Saturday, June 15, 2013

Review: World War Z (Marc Forster, 2013)

World War Z’s journey to the screen has been plagued with issues – a ballooning budget and a seven week re-shoot following a re-written final act – but thankfully there are few signs of such production problems and plenty to admire about Marc Forster’s (Finding Neverland, Quantum of Solace) high-energy film. From my understanding of Max Brooks’ novel – an oral history of a Zombie war – that inspired the film, this is something else entirely. I found it to be a frighteningly visceral portrayal of a ‘Zombie-pocalypse’ in the vein of a scientific disaster film.

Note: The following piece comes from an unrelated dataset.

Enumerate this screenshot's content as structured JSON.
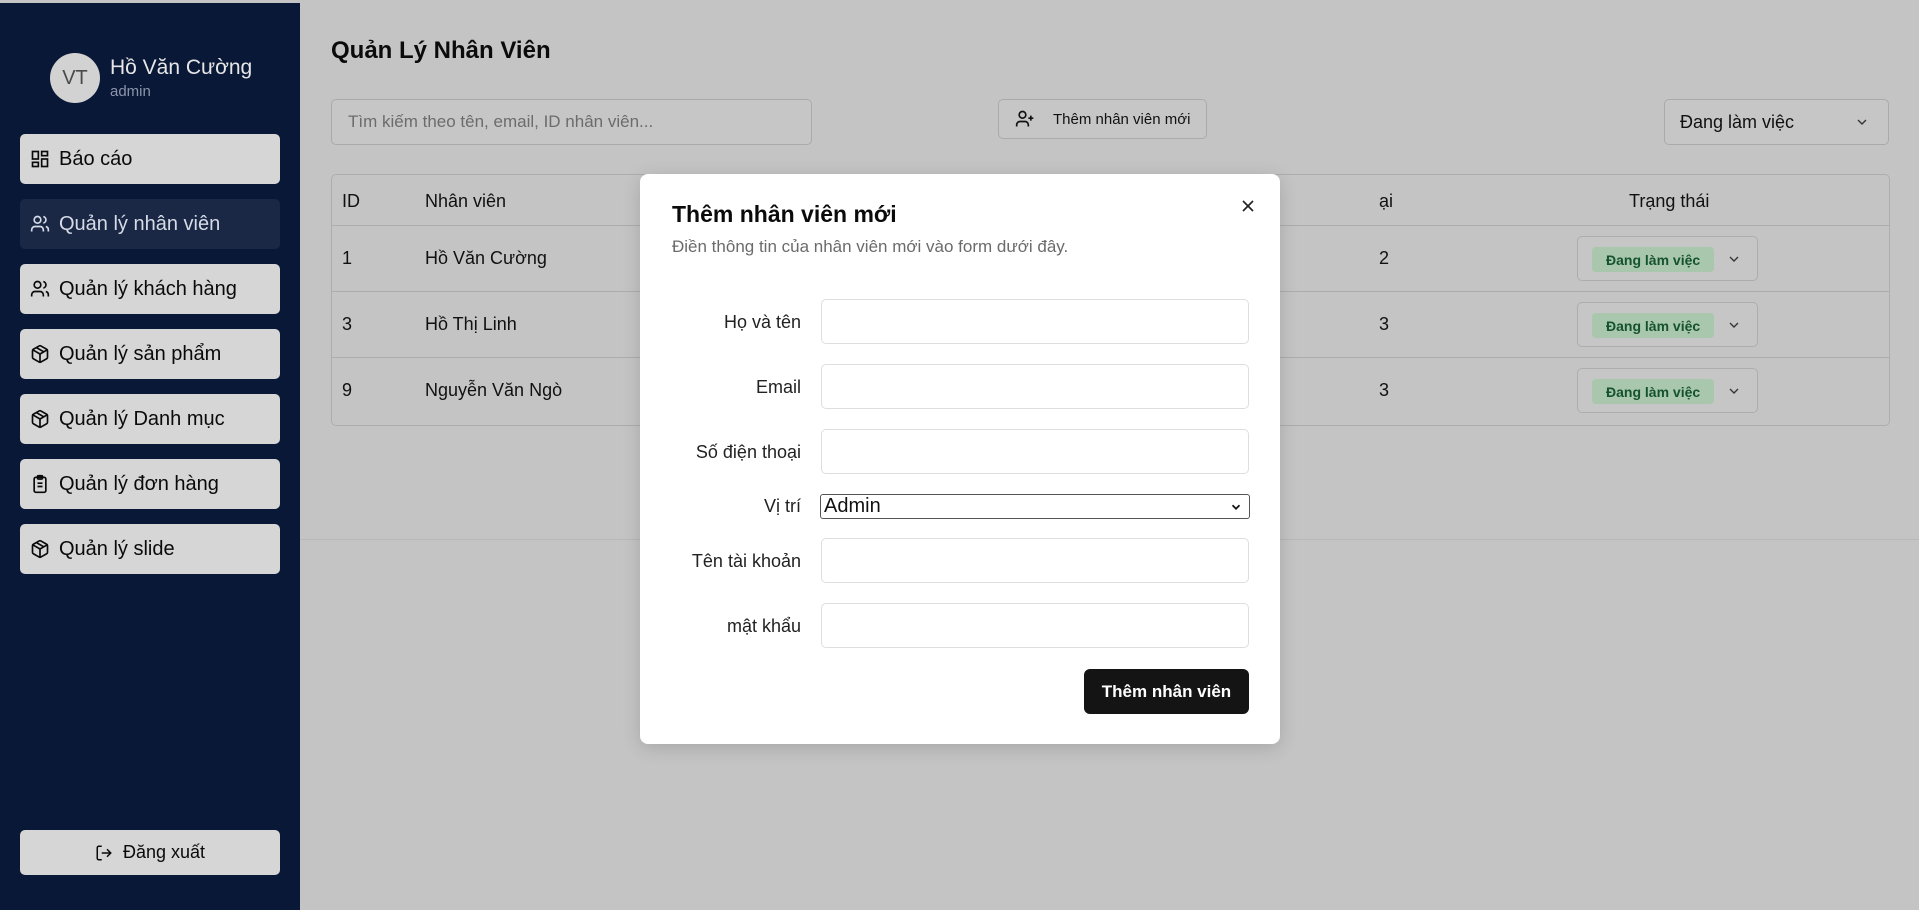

Moving at a frenetic pace this is a relentlessly intense experience with huge scale production. Within mere minutes we are already witnessing the ferocious outbreak. Gerry Lane (Brad Pitt), a former United Nations employee, his wife Karen (Mireille Enos) and children find themselves embroiled in mob panic as a Zombie outbreak quickly spreads. They manage to escape in a camper van and make it to Newark where they are extracted by Lane’s former UN colleague and lay low in a rundown apartment block. From there Gerry is coerced into representing the UN and traverses the Globe – from South Korea, to Israel and finally to a World Health Organisation lab in Wales – in search of a means to save what is left of humanity, while his family are kept under Navy protection.